Le club a finalement terminé la saison 2017-2018 au troisième rang du classement général de la LHJMQ.

Fortius

Plus fort.

Au terme de sa saison régulière, l'Océanic affichait encore une fois plus de 40 victoires. Tout un palmarès! Pour une équipe si jeune, une récolte de 93 points ne passe jamais inaperçue aux yeux des partisans. Un élément en particulier a rempli de fierté la direction et les entraîneurs :

La croissance interne de notre équipe, [qui] est plus qu'intéressante et positive.

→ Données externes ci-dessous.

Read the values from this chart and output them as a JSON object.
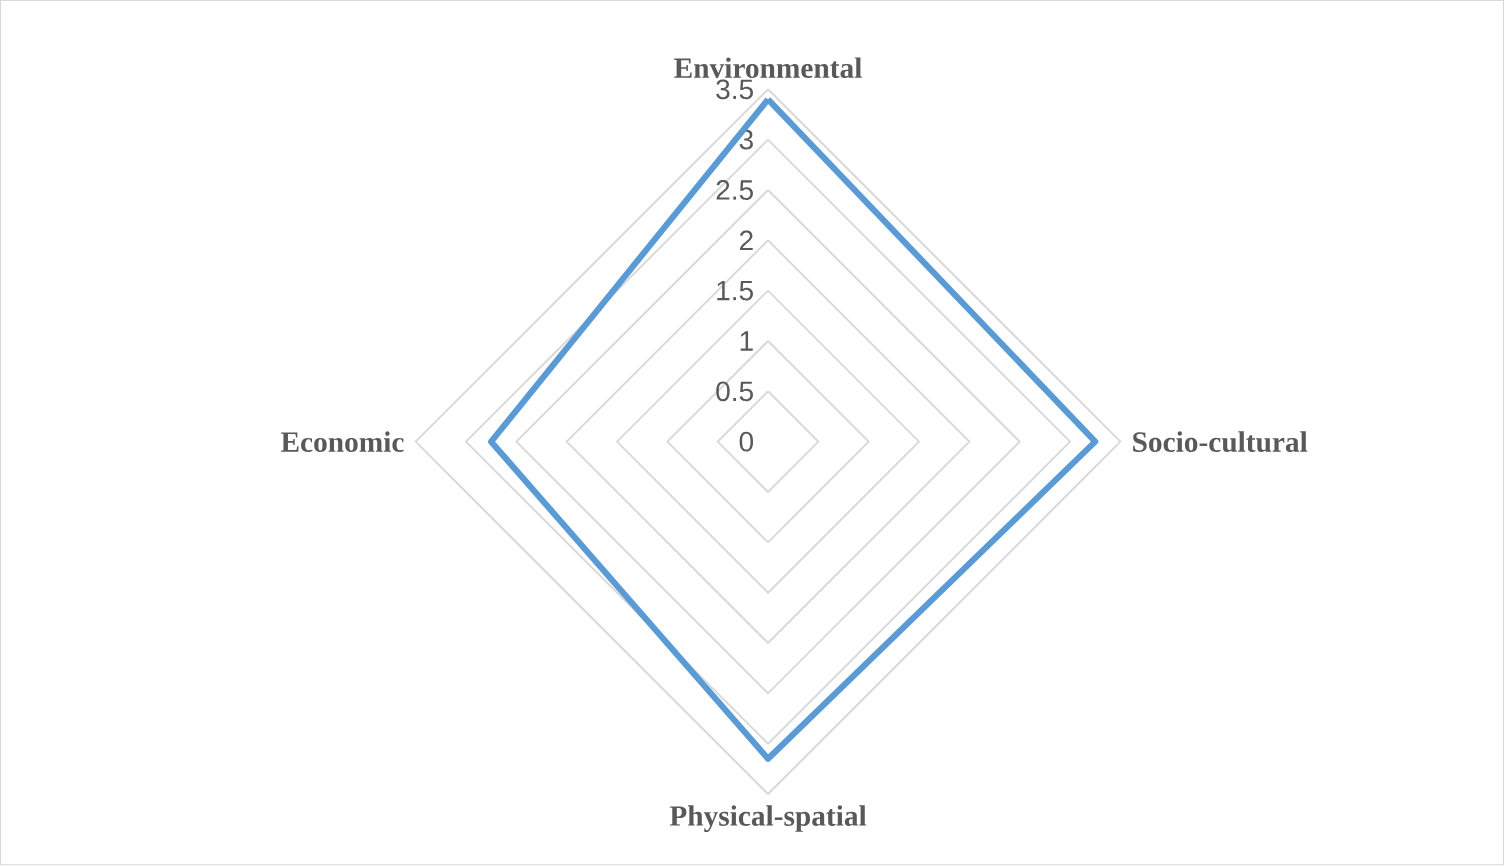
{
  "chart_data": {
    "type": "radar",
    "categories": [
      "Environmental",
      "Socio-cultural",
      "Physical-spatial",
      "Economic"
    ],
    "series": [
      {
        "color": "#5b9bd5",
        "values": [
          3.4,
          3.25,
          3.15,
          2.75
        ]
      }
    ],
    "ylim": [
      0,
      3.5
    ],
    "yticks": [
      0,
      0.5,
      1,
      1.5,
      2,
      2.5,
      3,
      3.5
    ],
    "grid": true
  }
}
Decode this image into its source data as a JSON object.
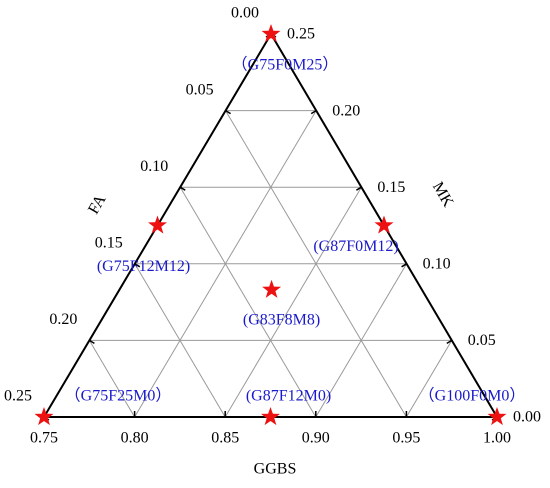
{
  "chart_data": {
    "type": "ternary",
    "ggbs_axis": {
      "title": "GGBS",
      "lim": [
        0.75,
        1.0
      ],
      "ticks": [
        0.75,
        {
          "value": 0.8,
          "label": "0.80"
        },
        0.85,
        {
          "value": 0.9,
          "label": "0.90"
        },
        0.95,
        {
          "value": 1.0,
          "label": "1.00"
        }
      ]
    },
    "fa_axis": {
      "title": "FA",
      "lim": [
        0,
        0.25
      ],
      "ticks": [
        {
          "value": 0,
          "label": "0.00"
        },
        0.05,
        {
          "value": 0.1,
          "label": "0.10"
        },
        0.15,
        {
          "value": 0.2,
          "label": "0.20"
        },
        0.25
      ]
    },
    "mk_axis": {
      "title": "MK",
      "lim": [
        0,
        0.25
      ],
      "ticks": [
        {
          "value": 0,
          "label": "0.00"
        },
        0.05,
        {
          "value": 0.1,
          "label": "0.10"
        },
        0.15,
        {
          "value": 0.2,
          "label": "0.20"
        },
        0.25
      ]
    },
    "grid": true,
    "color": "#ee1111",
    "label_color": "#1a1acc",
    "points": [
      {
        "label": "（G75F0M25）",
        "ggbs": 0.75,
        "fa": 0,
        "mk": 0.25
      },
      {
        "label": "(G75F12M12)",
        "ggbs": 0.75,
        "fa": 0.125,
        "mk": 0.125
      },
      {
        "label": "(G87F0M12)",
        "ggbs": 0.875,
        "fa": 0,
        "mk": 0.125
      },
      {
        "label": "(G83F8M8)",
        "ggbs": 0.833,
        "fa": 0.083,
        "mk": 0.083
      },
      {
        "label": "（G75F25M0）",
        "ggbs": 0.75,
        "fa": 0.25,
        "mk": 0
      },
      {
        "label": "(G87F12M0)",
        "ggbs": 0.875,
        "fa": 0.125,
        "mk": 0
      },
      {
        "label": "（G100F0M0）",
        "ggbs": 1.0,
        "fa": 0,
        "mk": 0
      }
    ]
  }
}
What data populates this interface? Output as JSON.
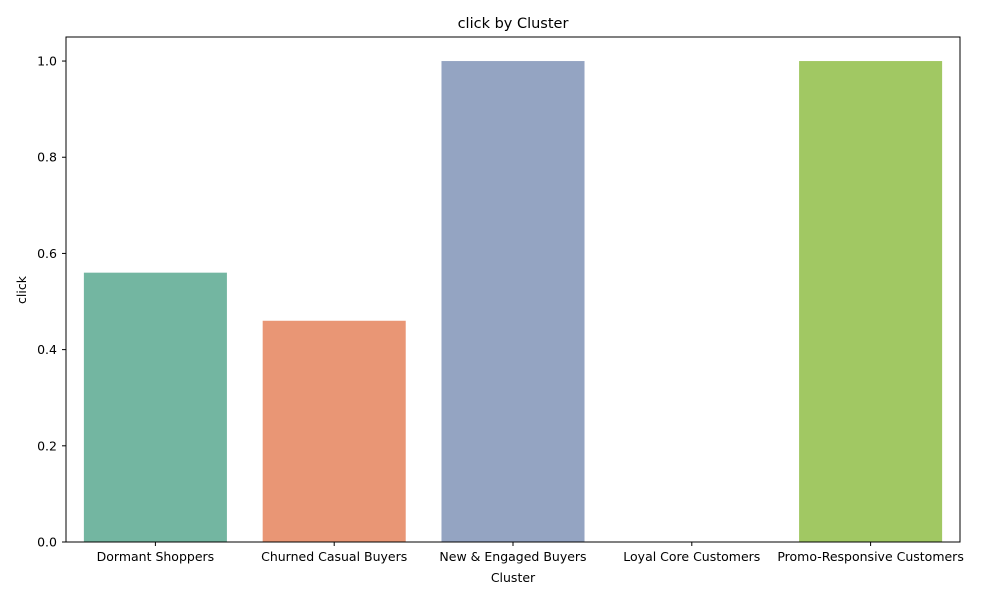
{
  "chart_data": {
    "type": "bar",
    "title": "click by Cluster",
    "xlabel": "Cluster",
    "ylabel": "click",
    "categories": [
      "Dormant Shoppers",
      "Churned Casual Buyers",
      "New & Engaged Buyers",
      "Loyal Core Customers",
      "Promo-Responsive Customers"
    ],
    "values": [
      0.56,
      0.46,
      1.0,
      0.0,
      1.0
    ],
    "colors": [
      "#73b6a1",
      "#e99675",
      "#94a4c2",
      "#d690bd",
      "#a1c863"
    ],
    "ylim": [
      0,
      1.05
    ],
    "yticks": [
      0.0,
      0.2,
      0.4,
      0.6,
      0.8,
      1.0
    ],
    "ytick_labels": [
      "0.0",
      "0.2",
      "0.4",
      "0.6",
      "0.8",
      "1.0"
    ],
    "grid": false,
    "legend": "none"
  }
}
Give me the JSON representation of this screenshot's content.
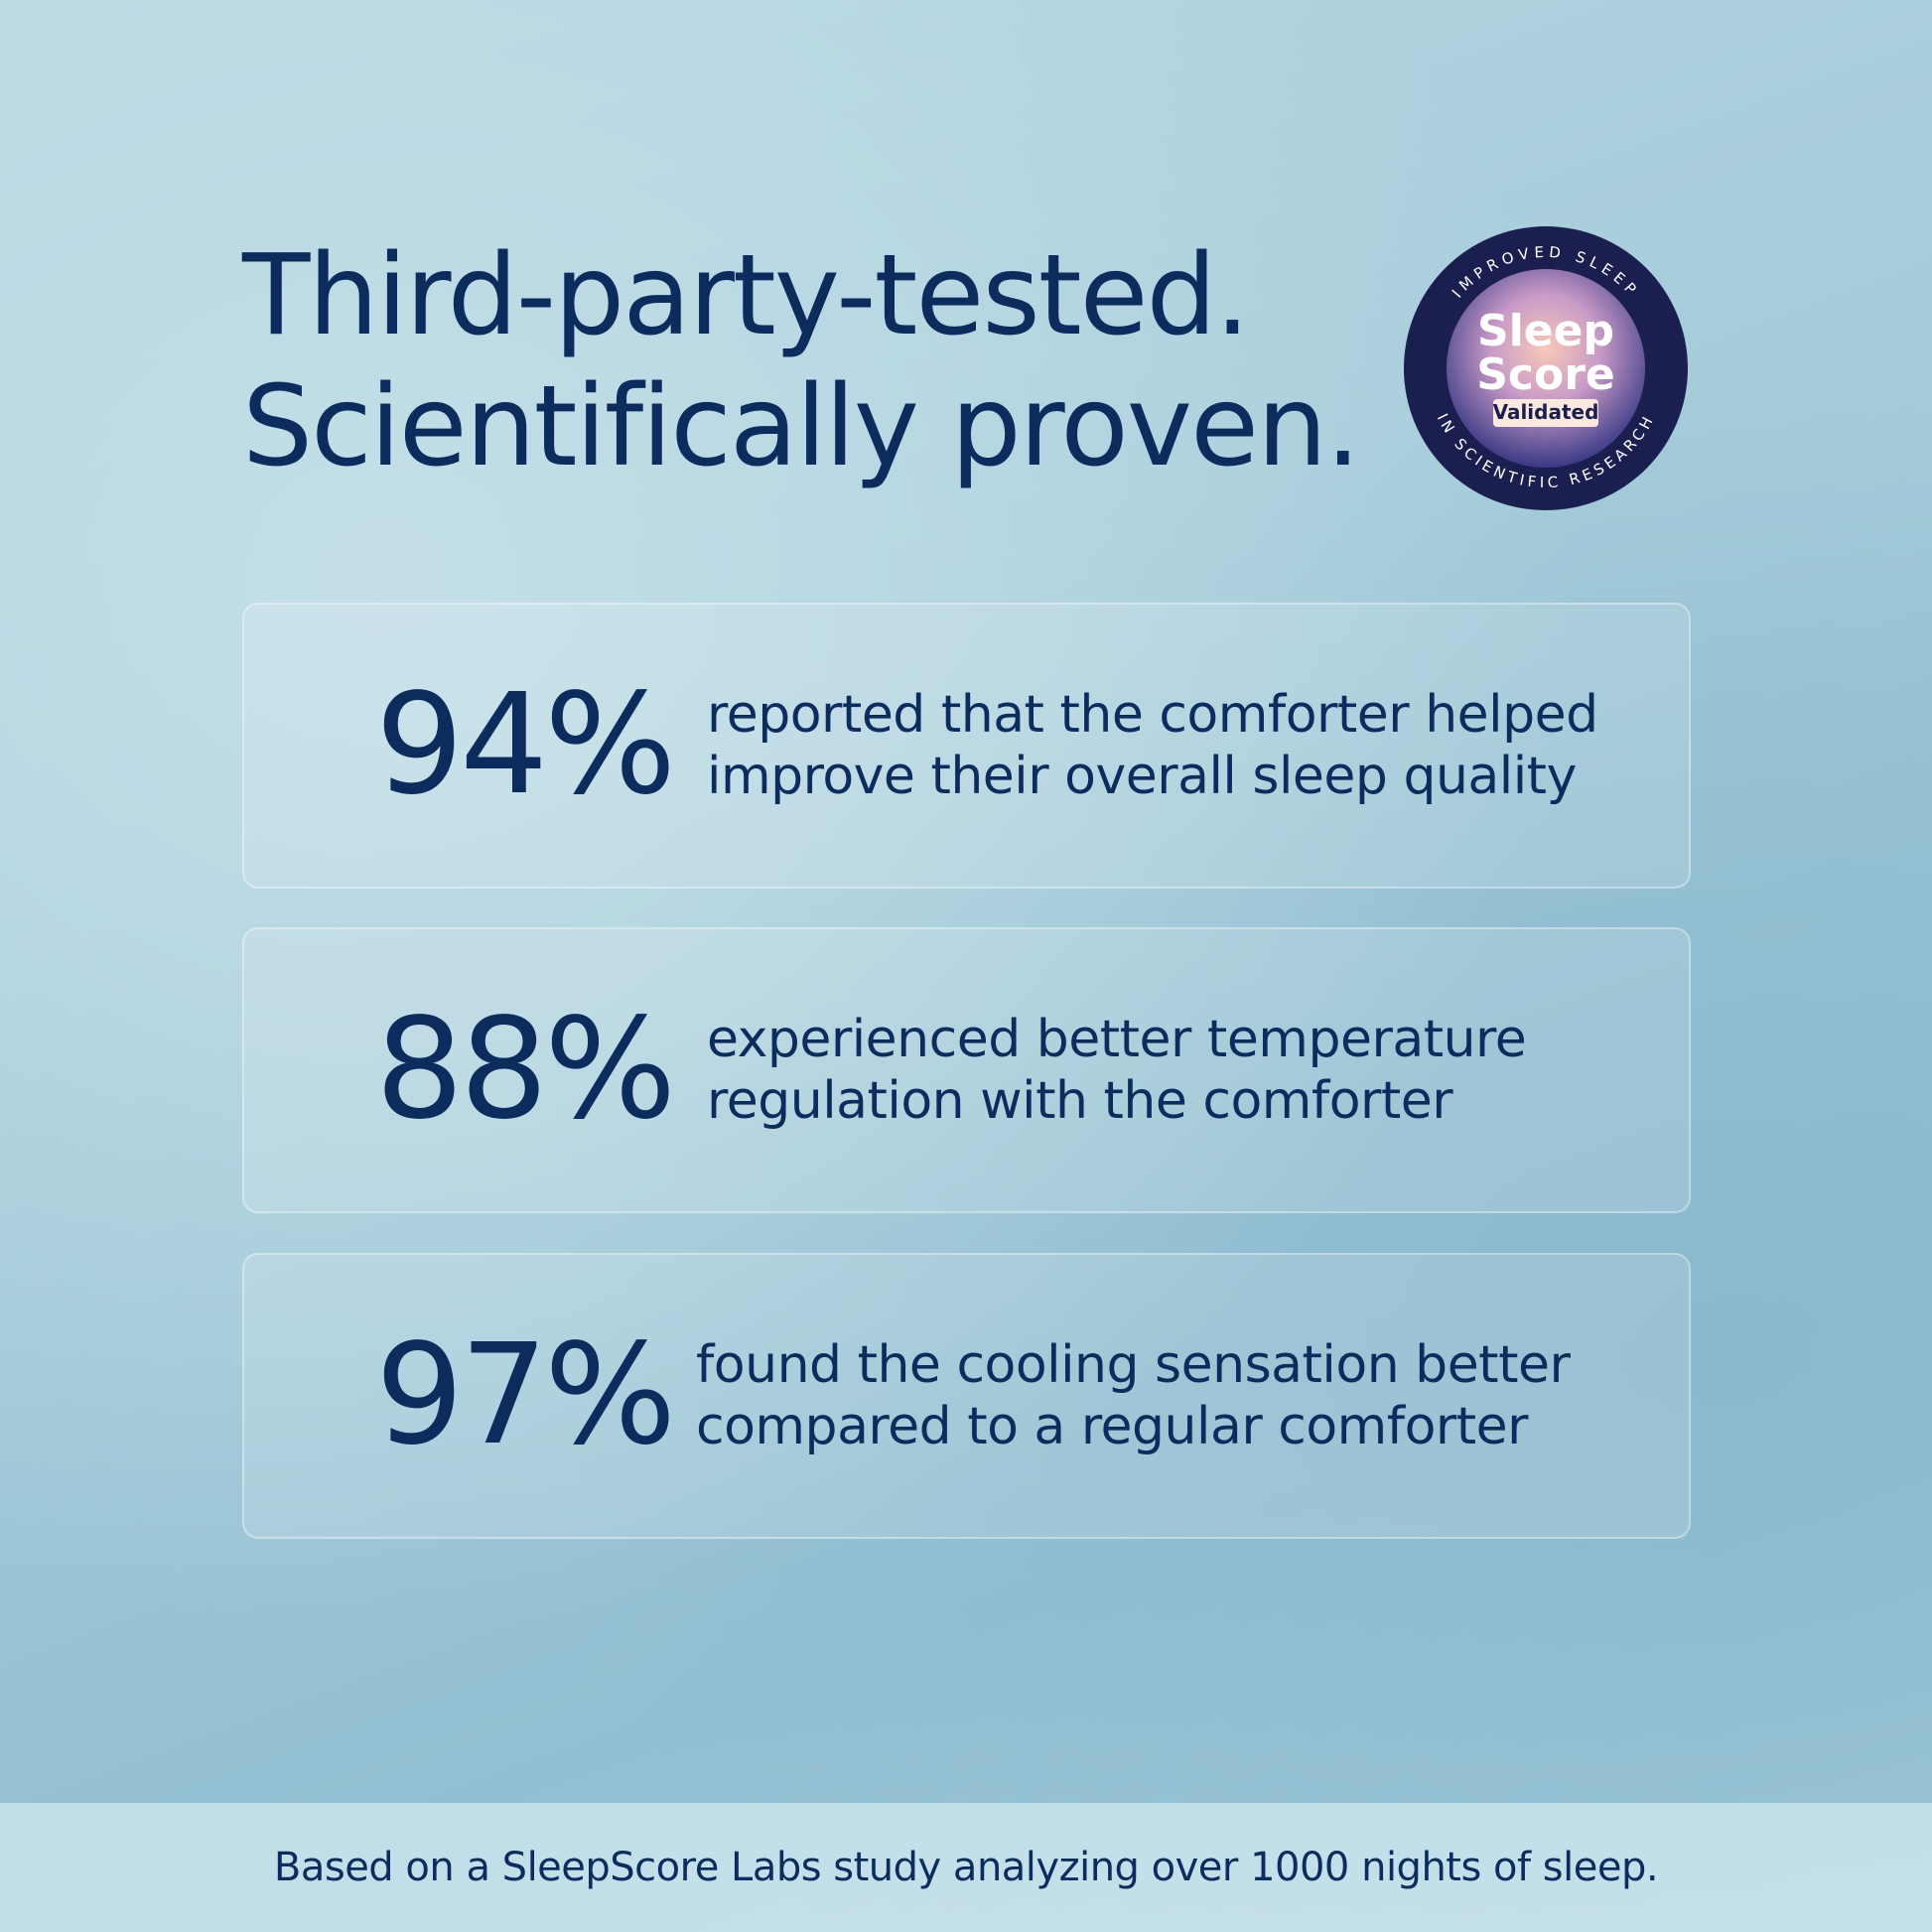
{
  "header": {
    "title_lines": [
      "Third-party-tested.",
      "Scientifically proven."
    ]
  },
  "badge": {
    "top_arc": "IMPROVED SLEEP",
    "line1": "Sleep",
    "line2": "Score",
    "tag": "Validated",
    "bottom_arc": "IN SCIENTIFIC RESEARCH"
  },
  "stats": [
    {
      "value": "94%",
      "lines": [
        "reported that the comforter helped",
        "improve their overall sleep quality"
      ]
    },
    {
      "value": "88%",
      "lines": [
        "experienced better temperature",
        "regulation with the comforter"
      ]
    },
    {
      "value": "97%",
      "lines": [
        "found the cooling sensation better",
        "compared to a regular comforter"
      ]
    }
  ],
  "footer": {
    "note": "Based on a SleepScore Labs study analyzing over 1000 nights of sleep."
  }
}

Serge Beausoleil, directeur-général et entraîneur-chef de l'Océanic de Rimouski

Une croissance qui a d'ailleurs retenu l'attention. L'équipe a remporté, en fin de saison, une panoplie d'honneurs, tant collectifs qu'individuels. Le Trophée Robert-Lebel notamment, acquis pour une première fois à Rimouski, qui récompense l'équipe qui a conservé la meilleure moyenne de buts alloués.

À cela se sont ajoutés le trophée Guy-Carbonneau, remis à l'attaquant défensif (Samuel Dove-McFalls), le Michel-Bergeron, remis à la recrue offensive (Alexis Lafrenière), le Raymond-Lagacé, remis à la recrue défensive (Colten Ellis, gardien), le Maurice-Fillion, remis au directeur-gérant de l'année (Serge Beausoleil), et j'en passe. C'est fort!

Épilogue

Plus vite, car la formation bas-laurentienne s'est permis d'accélérer la progression de son cycle.

Plus haut, puisque l'équipe s'est propulsée du 16e rang qu'elle occupait en début de saison au 3e du classement général en fin de calendrier.

Plus fort, parce qu'en plus de l'expérience acquise, le club rimouskois reviendra l'automne prochain gonflé à bloc.

L'Océanic de Rimouski sera à surveiller en 2018-2019.

Serge Beausoleil, directeur-général et entraîneur-chef de l'Océanic de Rimouski

Quoi qu'il en soit, on pourra dire qu'« océanesque » et « olympique » allaient main dans la main cette année.

En passant, Serge Beausoleil est plus que jamais l'homme de confiance de ses patrons qui viennent de prolonger son contrat. Il sera encore à la barre de l'Océanic de Rimouski pour les trois prochaines années.

À qui sait attendre, le temps ouvre ses portes.